Is Slum Landlord Helping The FBI?

A landlord’s gift to Newhallville.

Marshall Asmar’s real estate empire was crumbling. City inspectors were trying to track him down. He owed lenders more than $10 million. Meanwhile, the FBI was onto a sprawling scam — and Asmar was in the middle of it.

Asmar was selling blighted homes in New Haven neighborhoods to a multicultural team of prominent people who, according to the FBI, were falsifying documents in order to steal millions of dollars from lenders — including government lenders — while leaving behind hovels.

The FBI last month arrested those prominent people, including a former state representative, a rabbi, a West Haven police commissioner and one-time Irishman of the Year,” and an alleged ringleader who goes by Ali” and Asad.” Read about those arrests here.

The FBI did not arrest Marshall Asmar.

Nor did the dozens of court documents released by the feds in the ongoing investigation name Marshall Asmar.

Yet Asmar, while on the run from creditors and city building officials, played a key role in at least three transactions handled by major named figures in the investigation, in the Fair Haven and Newhallville neighborhoods.

That role could be potentially criminal, if the feds’ allegations about crooked real estate deals prove true and Asmar indeed signed documents that bear his signature.

What was Asmar up to?
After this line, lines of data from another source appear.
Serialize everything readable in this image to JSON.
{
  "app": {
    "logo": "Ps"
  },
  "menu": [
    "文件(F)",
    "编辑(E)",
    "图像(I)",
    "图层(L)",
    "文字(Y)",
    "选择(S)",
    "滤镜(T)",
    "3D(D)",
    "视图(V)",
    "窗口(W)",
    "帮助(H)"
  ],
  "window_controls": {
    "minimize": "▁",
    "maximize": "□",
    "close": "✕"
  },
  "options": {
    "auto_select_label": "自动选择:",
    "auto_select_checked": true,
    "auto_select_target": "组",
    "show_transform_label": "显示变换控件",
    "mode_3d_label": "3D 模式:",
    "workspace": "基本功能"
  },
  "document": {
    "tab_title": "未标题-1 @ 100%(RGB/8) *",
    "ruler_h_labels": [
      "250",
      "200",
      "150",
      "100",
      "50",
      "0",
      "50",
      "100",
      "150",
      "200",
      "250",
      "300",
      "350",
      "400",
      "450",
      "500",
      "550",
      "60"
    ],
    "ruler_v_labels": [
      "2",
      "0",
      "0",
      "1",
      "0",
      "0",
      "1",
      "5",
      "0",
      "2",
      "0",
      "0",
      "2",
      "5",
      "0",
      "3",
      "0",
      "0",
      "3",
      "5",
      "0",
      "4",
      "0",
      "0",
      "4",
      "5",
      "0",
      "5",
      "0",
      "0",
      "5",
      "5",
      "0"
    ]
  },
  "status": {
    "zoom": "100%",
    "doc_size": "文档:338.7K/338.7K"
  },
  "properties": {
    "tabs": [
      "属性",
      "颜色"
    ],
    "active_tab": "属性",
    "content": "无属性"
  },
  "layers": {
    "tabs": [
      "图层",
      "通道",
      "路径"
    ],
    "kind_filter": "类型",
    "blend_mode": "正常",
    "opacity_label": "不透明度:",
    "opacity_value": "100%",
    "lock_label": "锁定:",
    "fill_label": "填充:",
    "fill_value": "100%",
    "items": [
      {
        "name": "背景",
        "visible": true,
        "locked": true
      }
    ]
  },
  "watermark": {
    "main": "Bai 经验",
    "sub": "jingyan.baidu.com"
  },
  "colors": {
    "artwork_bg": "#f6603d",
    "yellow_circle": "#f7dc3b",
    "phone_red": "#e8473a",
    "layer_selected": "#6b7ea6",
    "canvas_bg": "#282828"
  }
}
Is he one of the unnamed cooperating witnesses” helping the feds in this case?

And what’s he up to now in the struggling New Haven neighborhoods where he continues to collect rents?

Reached on his cellphone, he was asked that question. He hung up twice.

I’m kind of busy. I can’t talk right now,” he said the first time.

Again I’m busy,” he said the next. But thanks for the call.”

Buying & Selling”

Land and court records, and visits to some of his properties, make it clear what Asmar, an unmarried 1988 graduate of Danbury High School, has been up to since 2000.

He’s been buying up property around the state, including houses in distressed New Haven neighborhoods. Land records show at least 19 purchases under his name in Newhallville, Fair Haven, Dixwell, West Rock, and the Hill. (He has also used at least two limited liability corporations in transactions.)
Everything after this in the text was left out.